Constance Langdon's epic return in Apocalypse

Everywhere Jessica Lange goes, she is a star. But for AHS fans, her Constance Langdon is a constellation unto herself. This southern matriarch, transplanted to Los Angeles, watches over the ghost children of the Montgomery House in the show's first season. So imagine viewers' surprise when Constance Langdon traipses down the stairs of the Murder House with her signature cigarette in AHS' eighth season, Apocalypse, completely unexpectedly.

Yes, fans did know that Apocalypse would be a crossover season. But until they saw Constance again, they didn't know in what capacity this crossover would happen. In yet another show-stopping performance, Lange takes what would be exposition in anyone else's hands and turns it into a tour-de-force monologue that outlines where she's been since Murder House concluded. It's a doozy, and AHS fans take their time letting this on-screen magic sink in by pausing often.

Apocalypse meets Coven when Madame Robicheaux's appears

AHS fans were given many hints that the eighth season, Apocalypse, would feature crossover events going all the way back to season one's Murder House and season three's Coven. The question was, how would these events happen? In Apocalypse, Satan's son has risen, and the end of the world is a done deed. The wealthy are sequestered in bunkers all over the world, and in Outpost 3, stranger things than usual are afoot ... especially when a handsome stranger named Michael Landon (Cody Fern) shows up, and all hell quite literally breaks loose. 

As it turns out, angel-faced Michael is actually Lucifer's child, born of the unholy union between Tate Langdon and Vivien Harmon. Only the surviving witches from Coven can reverse the end of the world and eliminate Michael once and for all. Madame Robicheaux's witches appear like magic in the middle of Apocalypse, replete with their characteristic black dresses and incredible powers. It's a most-paused moment for sure, but a rare one for AHS in that fans pause to savor it, rather than recoil in horror.

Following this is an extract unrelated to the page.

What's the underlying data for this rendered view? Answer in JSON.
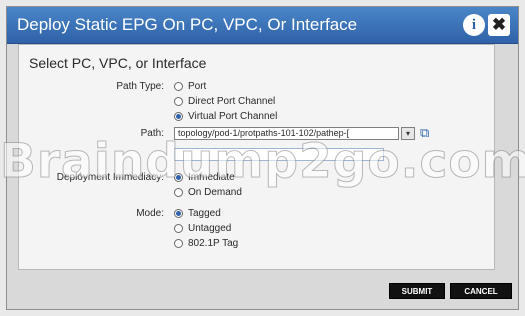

Mr. Jingles' 1984 cabin and its links to Asylum

Later seasons of AHS tend to be super pause-worthy when it comes to Easter eggs, echoes, and callbacks. One particular Easter egg, however, floats to the top of the pile. In 1984, the show's love letter to vintage slasher movies, we meet mass murderer Mr. Jingles, who once annihilated an entire crop of camp counselors, save one: Margaret Booth (Leslie Grossman). It's not long before we find out that Margaret was the actual killer, and that she framed Benjamin Richter (John Carroll Lynch) for her heinous crimes. 

When Benjamin escapes the locale that ruined his life, he sets up shop in Alaska, where eagle-eyed AHS fans pause the show to take in his cabin. This humble building is exactly the same as Kit Walker's (Evan Peters) from Asylum. Kit Walker is also falsely accused of being a serial killer to boot. Because Asylum contains a juicy subplot about alien abduction from said cabin that is never fully explained, 1984's inclusion of it is especially intriguing, if resolutely mysterious.

Margaret Booth starts buying other AHS properties in 1984

When promoting AHS' ninth season, 1984, Ryan Murphy claimed it would be a standalone season, a statement fans took with an enormous grain of salt. Once upon a time, Murphy said none of the show's seasons would be connected, despite the fact that they very clearly are. So it comes as no surprise when AHS' newest serial killer, Margaret Booth, begins buying up murderous properties, some of which are the sites of previous AHS seasons. 

One key location is Briarcliff Manor, setting of the second season, Asylum. A whole lot of horror goes down there: Serial killing, a Nazi doctor's human experimentation, demonic possession, and so much more. Margaret Booth doesn't make it out of Camp Redwood herself, but someone who amassed that much wealth surely had a plan in place for her assets, in the event of her death. What will become of her grisly purchases? Only time will tell.